CANBERRA- Chicago corn and soybean futures fell for a fourth straight session on Tuesday as massive US harvests continued to pour supplies on to the market and forecasts of rain in Brazil improved production prospects there.
Wheat futures also slipped after the US Department of Agriculture (USDA) raised its outlook for global wheat stocks on Friday, but found some support from concerns over production and shipments from the Black Sea and elsewhere.
Pressuring all three was a sharp rise in the US dollar this month that has made US crops costlier for overseas buyers with other currencies.
The most-active corn contract on the Chicago Board of Trade (CBOT) was down 0.6 percent at $4.06 a bushel at 0518 GMT, with CBOT soybeans falling 1 percent to $9.86 a bushel and wheat slipping 1.1 percent to $5.78-3/4 a bushel.
Corn and soybeans have fallen roughly 7 percent from highs around the start of the month and are pushing towards four-year lows. Wheat has held up better and is little changed this month.

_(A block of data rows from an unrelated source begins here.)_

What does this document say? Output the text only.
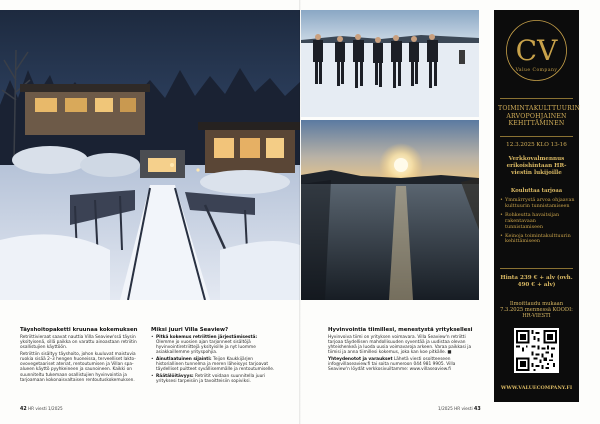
CV
Value Company
TOIMINTAKULTTUURIN ARVOPOHJAINEN KEHITTÄMINEN
12.3.2025 KLO 13-16
Verkkovalmennus erikoishintaan HR-viestin lukijoille
Kouluttaa tarjoaa
• Ymmärrystä arvoa ohjaavan kulttuurin tunnistamiseen
• Rohkeutta havaitsijan rakentavaan tunnistamiseen
• Keinoja toimintakulttuurin kehittämiseen
Hinta 239 € + alv (ovh. 490 € + alv)
Ilmoittaudu mukaan 7.3.2025 mennessä KOODI: HR-VIESTI
WWW.VALUECOMPANY.FI
Täyshoitopaketti kruunaa kokemuksen

Retriittivieraat saavat nauttia Villa Seaview'ssä täysin yksityisenä, sillä paikka on varattu ainoastaan retriitin osallistujien käyttöön.

Retriittiin sisältyy täyshoito, johon kuuluvat maistuvia ruokia sisää 2–3 hengen huoneissa, terveelliset lakto-ovovegetaariset ateriat, rentoutumisen ja Villan spa-alueen käyttö pyyhkeineen ja saunoineen. Kaikki on suunniteltu tukemaan osallistujien hyvinvointia ja tarjoamaan kokonaisvaltaisen rentoutuskokemuksen.

Miksi juuri Villa Seaview?
• Pitkä kokemus retriittien järjestämisestä: Olemme jo vuosien ajan tarjonneet sisältöjä hyvinvointiretriittejä yksityisille ja nyt luomme asiakkaillemme yrityspohjia.
• Ainutlaatuinen sijainti: Teijon Kaukkijärjen historiallinen tunnelma ja meren läheisyys tarjoavat täydelliset puitteet syvällisemmälle ja rentoutumiselle.
• Räätälöitävyys: Retriitit voidaan suunnitella juuri yrityksesi tarpeisiin ja tavoitteisiin sopiviksi.
Hyvinvointia tiimillesi, menestystä yrityksellesi

Hyvinvoiva tiimi on yrityksen voimavara. Villa Seaview'n retriitti tarjoaa täydellisen mahdollisuuden syventää ja uudistaa olevan yhteishenkeä ja luoda uusia voimavaroja arkeen. Varaa paikkasi ja tiimisi ja anna tiimillesi kokemus, joka kan koe pitkälle. ■

Yhteydenotot ja varaukset Lähetä viesti osoitteeseen info@villaseaview.fi tai soita numeroon 044 981 9905. Villa Seaview'n löydät verkkosivuiltamme: www.villaseaview.fi

42 HR viesti 1/2025	1/2025 HR viesti 43
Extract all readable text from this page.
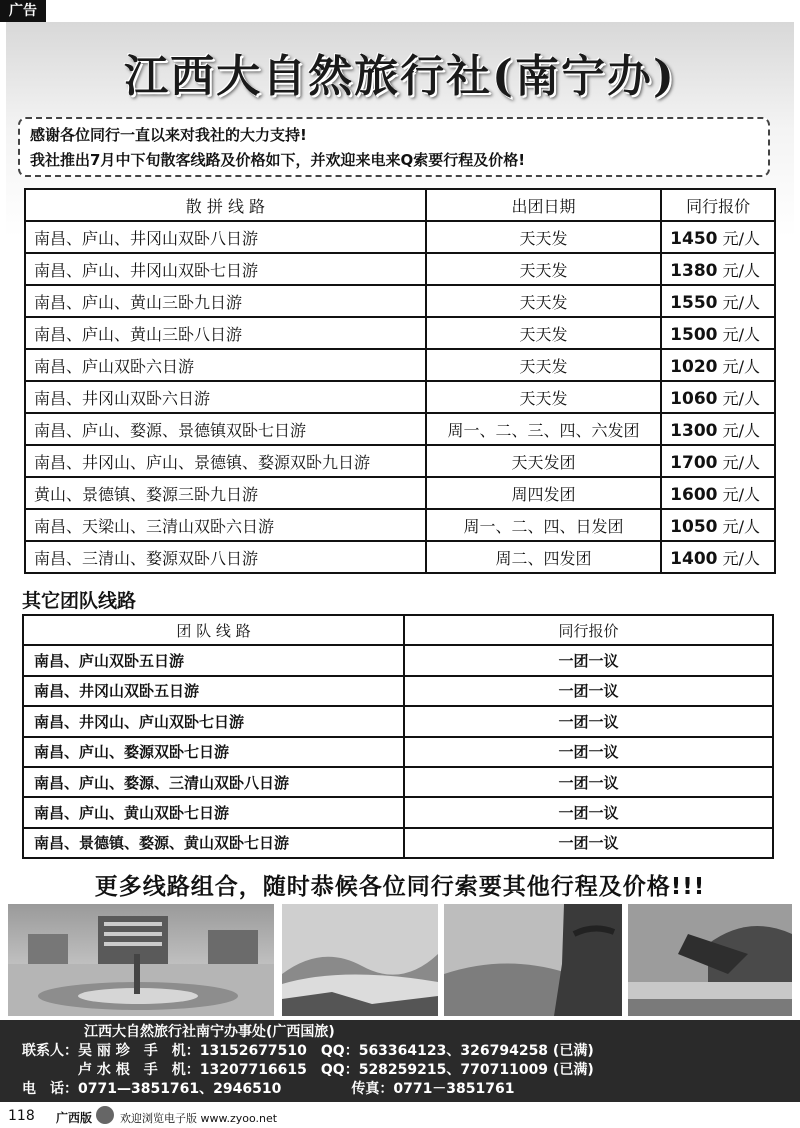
广告
江西大自然旅行社(南宁办)
感谢各位同行一直以来对我社的大力支持!
我社推出7月中下旬散客线路及价格如下，并欢迎来电来Q索要行程及价格!
散 拼 线 路	出团日期	同行报价
南昌、庐山、井冈山双卧八日游	天天发	1450 元/人
南昌、庐山、井冈山双卧七日游	天天发	1380 元/人
南昌、庐山、黄山三卧九日游	天天发	1550 元/人
南昌、庐山、黄山三卧八日游	天天发	1500 元/人
南昌、庐山双卧六日游	天天发	1020 元/人
南昌、井冈山双卧六日游	天天发	1060 元/人
南昌、庐山、婺源、景德镇双卧七日游	周一、二、三、四、六发团	1300 元/人
南昌、井冈山、庐山、景德镇、婺源双卧九日游	天天发团	1700 元/人
黄山、景德镇、婺源三卧九日游	周四发团	1600 元/人
南昌、天梁山、三清山双卧六日游	周一、二、四、日发团	1050 元/人
南昌、三清山、婺源双卧八日游	周二、四发团	1400 元/人
其它团队线路
团 队 线 路	同行报价
南昌、庐山双卧五日游	一团一议
南昌、井冈山双卧五日游	一团一议
南昌、井冈山、庐山双卧七日游	一团一议
南昌、庐山、婺源双卧七日游	一团一议
南昌、庐山、婺源、三清山双卧八日游	一团一议
南昌、庐山、黄山双卧七日游	一团一议
南昌、景德镇、婺源、黄山双卧七日游	一团一议
更多线路组合，随时恭候各位同行索要其他行程及价格!!!
江西大自然旅行社南宁办事处(广西国旅)
联系人：吴 丽 珍　手　机：13152677510　QQ：563364123、326794258 (已满)
　　　　卢 水 根　手　机：13207716615　QQ：528259215、770711009 (已满)
电　话：0771—3851761、2946510　　　　　传真：0771－3851761
118 广西版	欢迎浏览电子版 www.zyoo.net
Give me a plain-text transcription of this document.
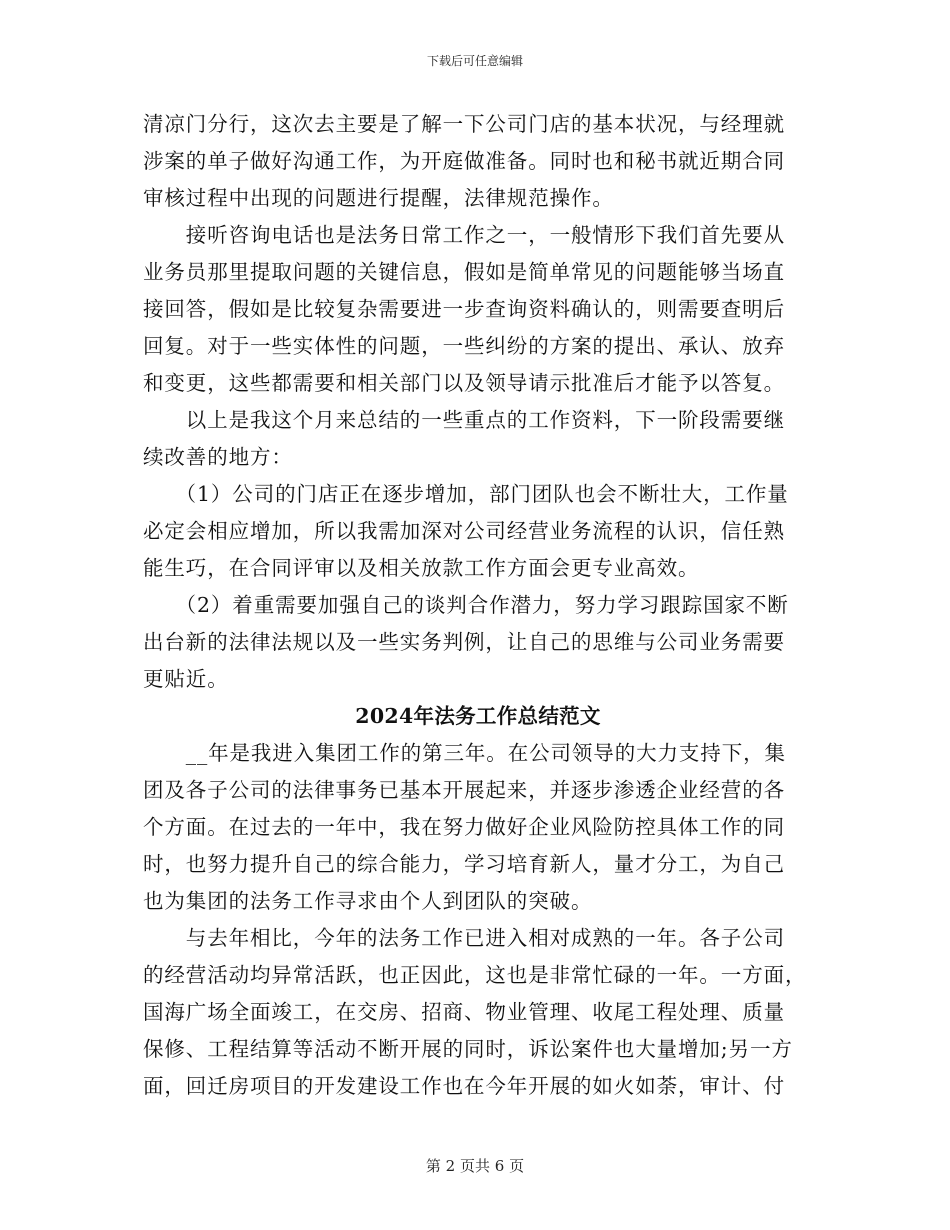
下载后可任意编辑
清凉门分行，这次去主要是了解一下公司门店的基本状况，与经理就
涉案的单子做好沟通工作，为开庭做准备。同时也和秘书就近期合同
审核过程中出现的问题进行提醒，法律规范操作。
　　接听咨询电话也是法务日常工作之一，一般情形下我们首先要从
业务员那里提取问题的关键信息，假如是简单常见的问题能够当场直
接回答，假如是比较复杂需要进一步查询资料确认的，则需要查明后
回复。对于一些实体性的问题，一些纠纷的方案的提出、承认、放弃
和变更，这些都需要和相关部门以及领导请示批准后才能予以答复。
　　以上是我这个月来总结的一些重点的工作资料，下一阶段需要继
续改善的地方：
　　（1）公司的门店正在逐步增加，部门团队也会不断壮大，工作量
必定会相应增加，所以我需加深对公司经营业务流程的认识，信任熟
能生巧，在合同评审以及相关放款工作方面会更专业高效。
　　（2）着重需要加强自己的谈判合作潜力，努力学习跟踪国家不断
出台新的法律法规以及一些实务判例，让自己的思维与公司业务需要
更贴近。
2024年法务工作总结范文
　　__年是我进入集团工作的第三年。在公司领导的大力支持下，集
团及各子公司的法律事务已基本开展起来，并逐步渗透企业经营的各
个方面。在过去的一年中，我在努力做好企业风险防控具体工作的同
时，也努力提升自己的综合能力，学习培育新人，量才分工，为自己
也为集团的法务工作寻求由个人到团队的突破。
　　与去年相比，今年的法务工作已进入相对成熟的一年。各子公司
的经营活动均异常活跃，也正因此，这也是非常忙碌的一年。一方面，
国海广场全面竣工，在交房、招商、物业管理、收尾工程处理、质量
保修、工程结算等活动不断开展的同时，诉讼案件也大量增加;另一方
面，回迁房项目的开发建设工作也在今年开展的如火如荼，审计、付
第 2 页共 6 页
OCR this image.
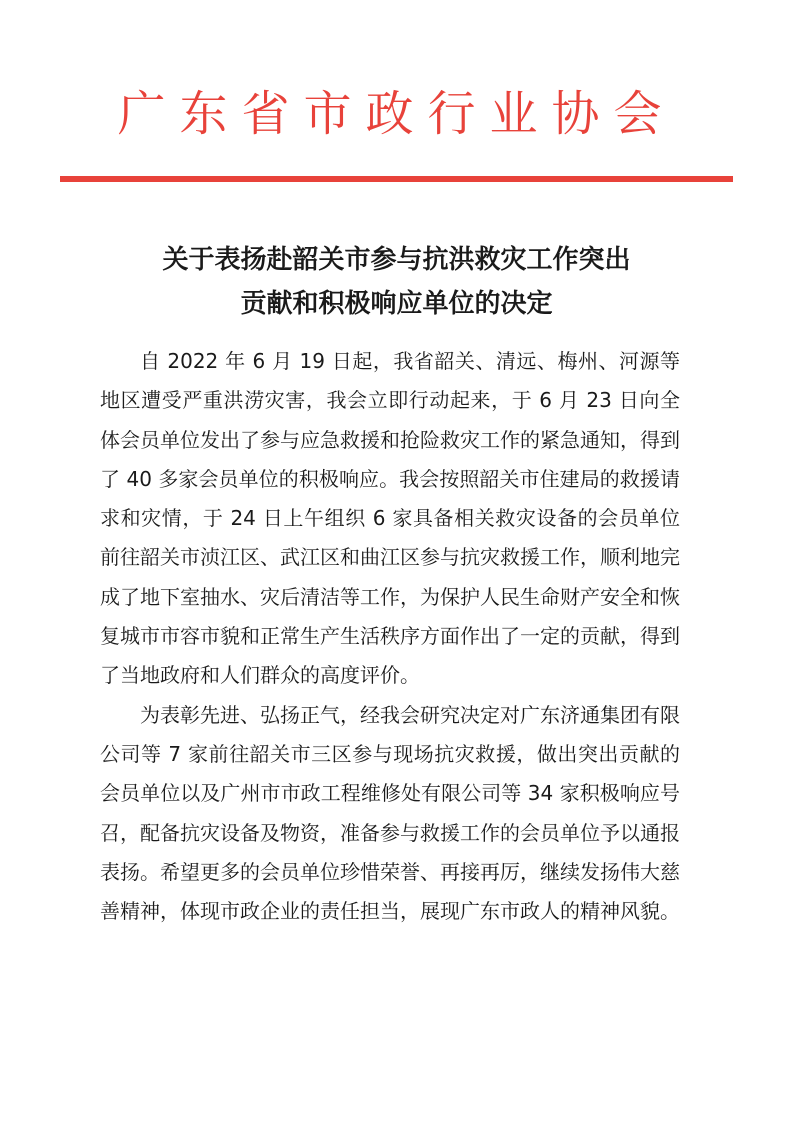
广东省市政行业协会
关于表扬赴韶关市参与抗洪救灾工作突出
贡献和积极响应单位的决定

自 2022 年 6 月 19 日起，我省韶关、清远、梅州、河源等地区遭受严重洪涝灾害，我会立即行动起来，于 6 月 23 日向全体会员单位发出了参与应急救援和抢险救灾工作的紧急通知，得到了 40 多家会员单位的积极响应。我会按照韶关市住建局的救援请求和灾情，于 24 日上午组织 6 家具备相关救灾设备的会员单位前往韶关市浈江区、武江区和曲江区参与抗灾救援工作，顺利地完成了地下室抽水、灾后清洁等工作，为保护人民生命财产安全和恢复城市市容市貌和正常生产生活秩序方面作出了一定的贡献，得到了当地政府和人们群众的高度评价。

为表彰先进、弘扬正气，经我会研究决定对广东济通集团有限公司等 7 家前往韶关市三区参与现场抗灾救援，做出突出贡献的会员单位以及广州市市政工程维修处有限公司等 34 家积极响应号召，配备抗灾设备及物资，准备参与救援工作的会员单位予以通报表扬。希望更多的会员单位珍惜荣誉、再接再厉，继续发扬伟大慈善精神，体现市政企业的责任担当，展现广东市政人的精神风貌。
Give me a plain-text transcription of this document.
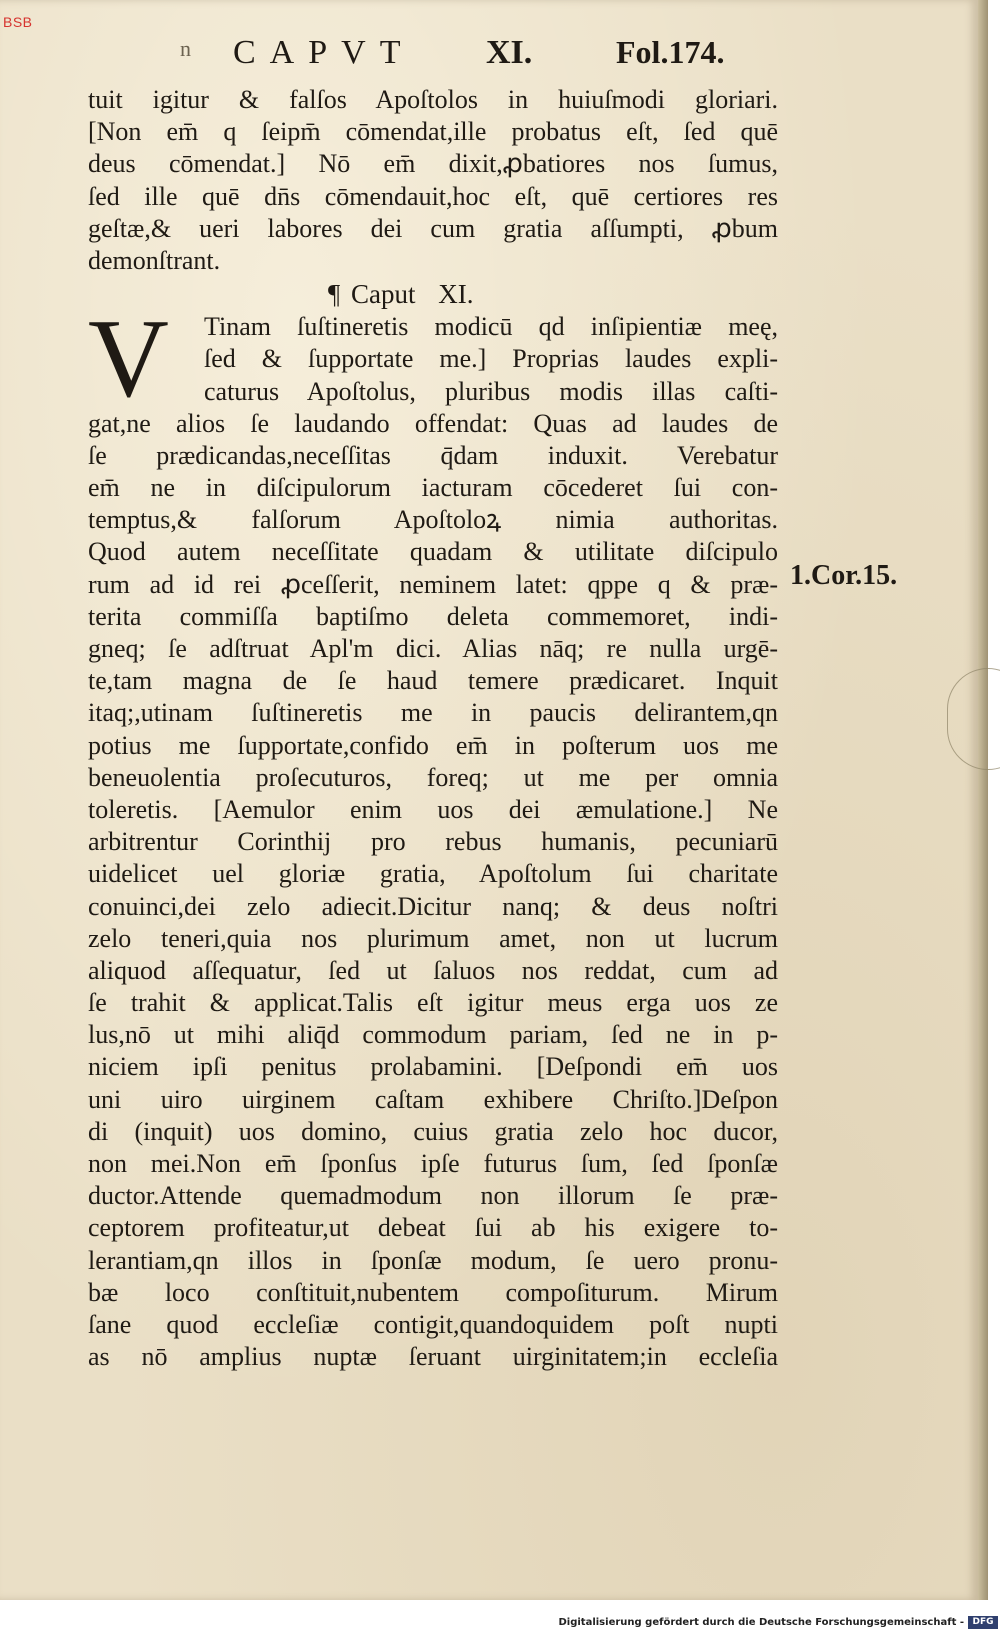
BSB
n CAPVT XI.	Fol.174.
tuit igitur & falſos Apoſtolos in huiuſmodi gloriari.
[Non em̄ q ſeipm̄ cōmendat,ille probatus eſt, ſed quē
deus cōmendat.] Nō em̄ dixit,ꝓbatiores nos ſumus,
ſed ille quē dn̄s cōmendauit,hoc eſt, quē certiores res
geſtæ,& ueri labores dei cum gratia aſſumpti, ꝓbum
demonſtrant.
¶ Caput XI.
V	Tinam ſuſtineretis modicū qd inſipientiæ meę,
ſed & ſupportate me.] Proprias laudes expli-
caturus Apoſtolus, pluribus modis illas caſti-
gat,ne alios ſe laudando offendat: Quas ad laudes de
ſe prædicandas,neceſſitas q̄dam induxit. Verebatur
em̄ ne in diſcipulorum iacturam cōcederet ſui con-
temptus,& falſorum Apoſtoloꝝ nimia authoritas.
Quod autem neceſſitate quadam & utilitate diſcipulo
rum ad id rei ꝓceſſerit, neminem latet: qppe q & præ-
terita commiſſa baptiſmo deleta commemoret, indi-
gneq; ſe adſtruat Apl'm dici. Alias nāq; re nulla urgē-
te,tam magna de ſe haud temere prædicaret. Inquit
itaq;,utinam ſuſtineretis me in paucis delirantem,qn
potius me ſupportate,confido em̄ in poſterum uos me
beneuolentia proſecuturos, foreq; ut me per omnia
toleretis. [Aemulor enim uos dei æmulatione.] Ne
arbitrentur Corinthij pro rebus humanis, pecuniarū
uidelicet uel gloriæ gratia, Apoſtolum ſui charitate
conuinci,dei zelo adiecit.Dicitur nanq; & deus noſtri
zelo teneri,quia nos plurimum amet, non ut lucrum
aliquod aſſequatur, ſed ut ſaluos nos reddat, cum ad
ſe trahit & applicat.Talis eſt igitur meus erga uos ze
lus,nō ut mihi aliq̄d commodum pariam, ſed ne in p-
niciem ipſi penitus prolabamini. [Deſpondi em̄ uos
uni uiro uirginem caſtam exhibere Chriſto.]Deſpon
di (inquit) uos domino, cuius gratia zelo hoc ducor,
non mei.Non em̄ ſponſus ipſe futurus ſum, ſed ſponſæ
ductor.Attende quemadmodum non illorum ſe præ-
ceptorem profiteatur,ut debeat ſui ab his exigere to-
lerantiam,qn illos in ſponſæ modum, ſe uero pronu-
bæ loco conſtituit,nubentem compoſiturum. Mirum
ſane quod eccleſiæ contigit,quandoquidem poſt nupti
as nō amplius nuptæ ſeruant uirginitatem;in eccleſia
1.Cor.15.
Digitalisierung gefördert durch die Deutsche Forschungsgemeinschaft - DFG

The USDA, in a monthly report on Friday, raised its estimate of US corn production and trimmed its forecast of US soybean output. The country is set for its second-biggest corn harvest and its biggest soybean crop.
Meanwhile, forecast rain in Brazil is set to break a dry period that hampered planting, with only 8.2 percent of the total expected soybean area sown by last Thursday compared to 17 percent at the same time last season, consultancy AgRural said.
The United States is the world’s largest corn exporter and the No. 2 soybean supplier. Brazil is the biggest soybean producer and a major shipper of corn.
The USDA report, ongoing US harvest and South American weather forecasts triggered a wave of short selling by speculators that pressured prices, StoneX analyst Bevan Everett said.
“The market’s really been focused on South America,” said Dennis Voznesenski, an analyst at Commonwealth Bank in Sydney. “Any change in the weather forecast to more favorable conditions is causing prices to move lower.”
In wheat, traders are concerned about Russia, the biggest shipper, where export prices rose last week in anticipation of lower supply.
The Black Sea region and major exporters Argentina and Australia have suffered from dry weather in recent months that depressed yields, though Argentina received some rain at the weekend.
The Russian government has also set a minimum price and a higher export duty to limit shipments, but traders say these measures don’t appear to be as restrictive as some had feared.